Researchers at the Massachusetts Institute of Technology (MIT) have developed and open-sourced a technique called SEAL (Self-Adapting LLMs) that enables large language models (LLMs) to autonomously enhance their capabilities by generating synthetic data for fine-tuning. This method was detailed in an initial paper released in June, with an updated version published last month along with code available on GitHub under the MIT License.
SEAL allows LLMs to create and implement their own strategies for fine-tuning without relying on static external data or human-designed optimization pipelines. Instead, these models produce synthetic training data and optimization directives, enabling them to adapt and evolve according to their learning needs. The research, affiliated with MIT’s Improbable AI Lab, involved contributions from several researchers and was presented at the 39th Conference on Neural Information Processing Systems (NeurIPS 2025).

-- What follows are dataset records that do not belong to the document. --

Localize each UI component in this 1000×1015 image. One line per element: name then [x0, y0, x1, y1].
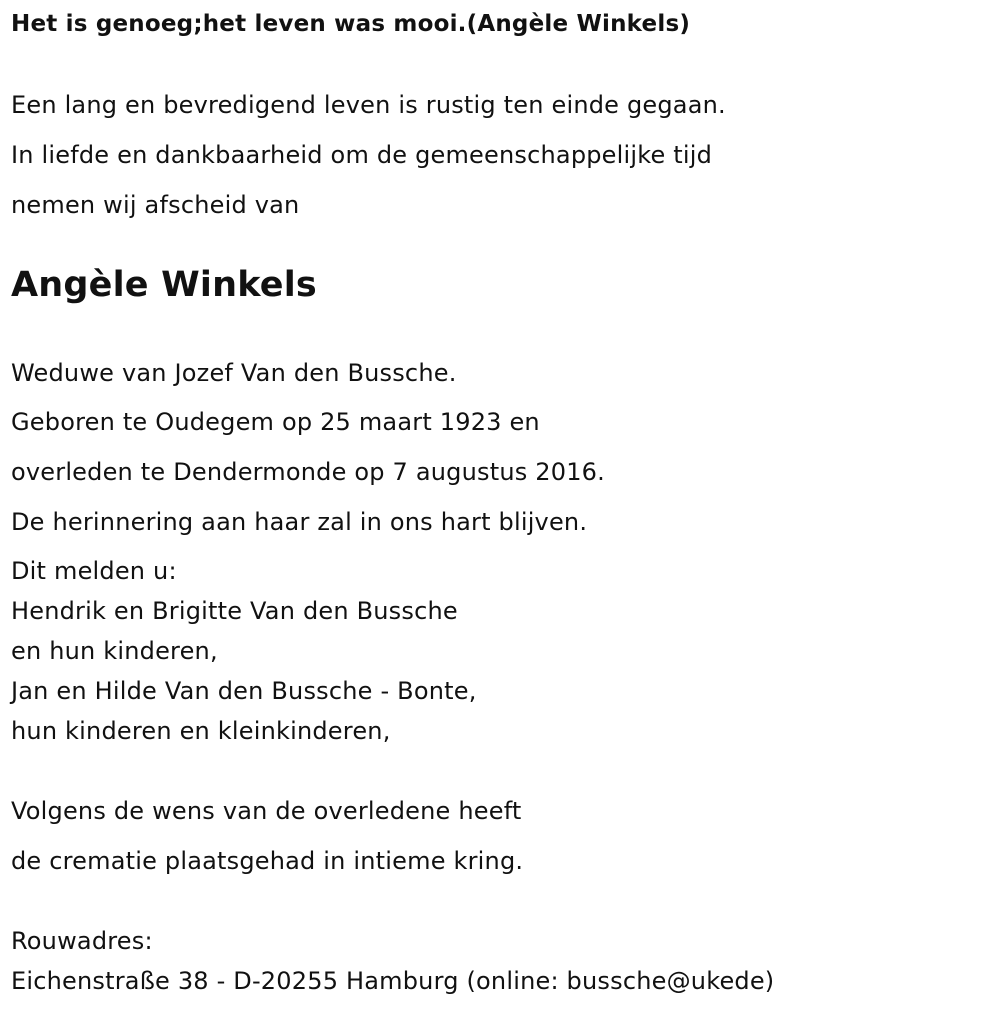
announcer-line-2: Hendrik en Brigitte Van den Bussche	[11, 597, 458, 625]
detail-line-2: Geboren te Oudegem op 25 maart 1923 en	[11, 408, 540, 436]
announcer-line-1: Dit melden u:	[11, 557, 177, 585]
intro-line-1: Een lang en bevredigend leven is rustig ten einde gegaan.	[11, 91, 726, 119]
announcer-line-4: Jan en Hilde Van den Bussche - Bonte,	[11, 677, 477, 705]
detail-line-4: De herinnering aan haar zal in ons hart blijven.	[11, 508, 588, 536]
address-line: Eichenstraße 38 - D-20255 Hamburg (online: bussche@ukede)	[11, 967, 775, 995]
intro-line-2: In liefde en dankbaarheid om de gemeenschappelijke tijd	[11, 141, 713, 169]
announcer-line-3: en hun kinderen,	[11, 637, 218, 665]
detail-line-1: Weduwe van Jozef Van den Bussche.	[11, 359, 457, 387]
deceased-name: Angèle Winkels	[11, 265, 317, 305]
motto-heading: Het is genoeg;het leven was mooi.(Angèle Winkels)	[11, 11, 691, 37]
closing-line-1: Volgens de wens van de overledene heeft	[11, 797, 522, 825]
address-label: Rouwadres:	[11, 927, 153, 955]
detail-line-3: overleden te Dendermonde op 7 augustus 2016.	[11, 458, 605, 486]
intro-line-3: nemen wij afscheid van	[11, 191, 300, 219]
closing-line-2: de crematie plaatsgehad in intieme kring.	[11, 847, 524, 875]
announcer-line-5: hun kinderen en kleinkinderen,	[11, 717, 391, 745]
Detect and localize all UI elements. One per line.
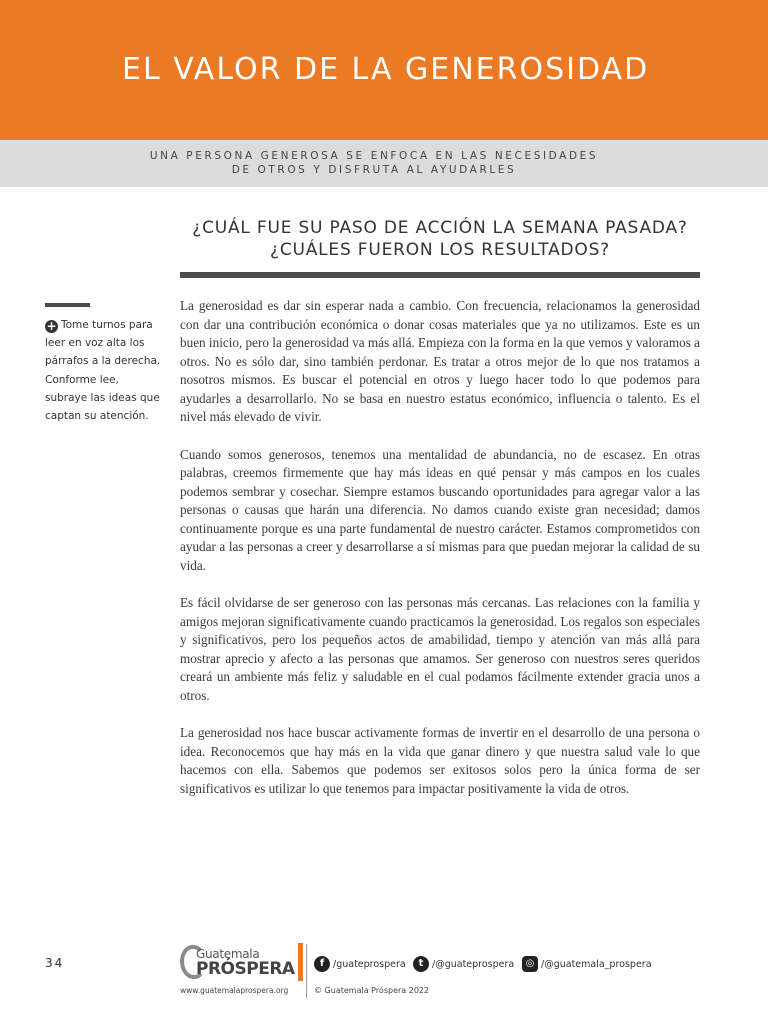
paragraph-3: Es fácil olvidarse de ser generoso con las personas más cercanas. Las relaciones con la familia y amigos mejoran significativamente cuando practicamos la generosidad. Los regalos son especiales y significativos, pero los pequeños actos de amabilidad, tiempo y atención van más allá para mostrar aprecio y afecto a las personas que amamos. Ser generoso con nuestros seres queridos creará un ambiente más feliz y saludable en el cual podamos fácilmente extender gracia unos a otros. xyxy=(180,595,700,703)
facebook-link[interactable] xyxy=(314,956,406,972)
question-divider xyxy=(180,272,700,278)
twitter-handle: /@guateprospera xyxy=(432,958,515,970)
facebook-handle: /guateprospera xyxy=(333,958,406,970)
question-line-2: ¿CUÁLES FUERON LOS RESULTADOS? xyxy=(270,240,610,260)
page-number: 34 xyxy=(45,956,65,970)
side-note xyxy=(45,316,163,425)
twitter-link[interactable] xyxy=(413,956,514,972)
subtitle-line-2: DE OTROS Y DISFRUTA AL AYUDARLES xyxy=(231,164,517,176)
logo-text-bottom: PRÓSPERA xyxy=(196,959,295,979)
section-question xyxy=(180,217,700,261)
paragraph-1: La generosidad es dar sin esperar nada a cambio. Con frecuencia, relacionamos la generosidad con dar una contribución económica o donar cosas materiales que ya no utilizamos. Este es un buen inicio, pero la generosidad va más allá. Empieza con la forma en la que vemos y valoramos a otros. No es sólo dar, sino también perdonar. Es tratar a otros mejor de lo que nos tratamos a nosotros mismos. Es buscar el potencial en otros y luego hacer todo lo que podemos para ayudarles a desarrollarlo. No se basa en nuestro estatus económico, influencia o talento. Es el nivel más elevado de vivir. xyxy=(180,298,700,424)
logo-accent-bar xyxy=(298,943,303,981)
paragraph-4: La generosidad nos hace buscar activamente formas de invertir en el desarrollo de una persona o idea. Reconocemos que hay más en la vida que ganar dinero y que nuestra salud vale lo que hacemos con ella. Sabemos que podemos ser exitosos solos pero la única forma de ser significativos es utilizar lo que tenemos para impactar positivamente la vida de otros. xyxy=(180,725,700,796)
side-note-text: Tome turnos para leer en voz alta los párrafos a la derecha. Conforme lee, subraye las ideas que captan su atención. xyxy=(45,319,161,423)
subtitle-line-1: UNA PERSONA GENEROSA SE ENFOCA EN LAS NECESIDADES xyxy=(149,150,599,162)
subtitle xyxy=(0,149,748,177)
paragraph-2: Cuando somos generosos, tenemos una mentalidad de abundancia, no de escasez. En otras palabras, creemos firmemente que hay más ideas en qué pensar y más campos en los cuales podemos sembrar y cosechar. Siempre estamos buscando oportunidades para agregar valor a las personas o causas que harán una diferencia. No damos cuando existe gran necesidad; damos continuamente porque es una parte fundamental de nuestro carácter. Estamos comprometidos con ayudar a las personas a creer y desarrollarse a sí mismas para que puedan mejorar la calidad de su vida. xyxy=(180,446,700,573)
logo-text-top: Guatemala xyxy=(196,947,260,961)
instagram-link[interactable] xyxy=(522,956,652,972)
header-banner xyxy=(0,0,768,140)
plus-circle-icon: + xyxy=(46,319,57,333)
copyright: © Guatemala Próspera 2022 xyxy=(314,986,430,995)
website-link[interactable]: www.guatemalaprospera.org xyxy=(180,986,289,995)
article-body xyxy=(180,297,700,817)
instagram-handle: /@guatemala_prospera xyxy=(541,958,652,970)
side-note-divider xyxy=(45,303,90,307)
page-title: EL VALOR DE LA GENEROSIDAD xyxy=(122,52,650,87)
instagram-icon: ◎ xyxy=(522,956,538,972)
question-line-1: ¿CUÁL FUE SU PASO DE ACCIÓN LA SEMANA PASADA? xyxy=(192,218,688,238)
guatemala-prospera-logo xyxy=(180,943,300,983)
twitter-icon: t xyxy=(413,956,429,972)
footer-divider xyxy=(306,944,307,998)
facebook-icon: f xyxy=(314,956,330,972)
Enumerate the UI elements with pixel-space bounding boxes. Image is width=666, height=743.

The updated SEAL framework demonstrates that self-adaptation improves with model size and effectively incorporates reinforcement learning to minimize the issue of catastrophic forgetting. This version also includes evaluations across various prompting formats and addresses practical deployment challenges.
SEAL has been tested mainly in knowledge incorporation and few-shot learning domains. In one study, performance on a comprehension task improved significantly after the model generated synthetic implications of text rather than relying solely on direct fine-tuning. Additionally, the success rate in few-shot learning increased markedly after applying reinforcement learning techniques.
The SEAL framework uses a two-loop structure: one for supervised fine-tuning based on generated self-edits, and another for refining these edits through reinforcement learning. Although SEAL shows promise, it also faces challenges such as computational overhead and the risk of catastrophic forgetting. The framework currently assumes the availability of paired tasks and reference answers, which may limit its applicability.
Experts in the AI community have shown interest in SEAL’s potential, with some describing it as a groundbreaking step towards continuous self-learning AI systems. Future research may explore its adaptability across different models and tasks, aiming to establish its efficacy in diverse and less supervised environments.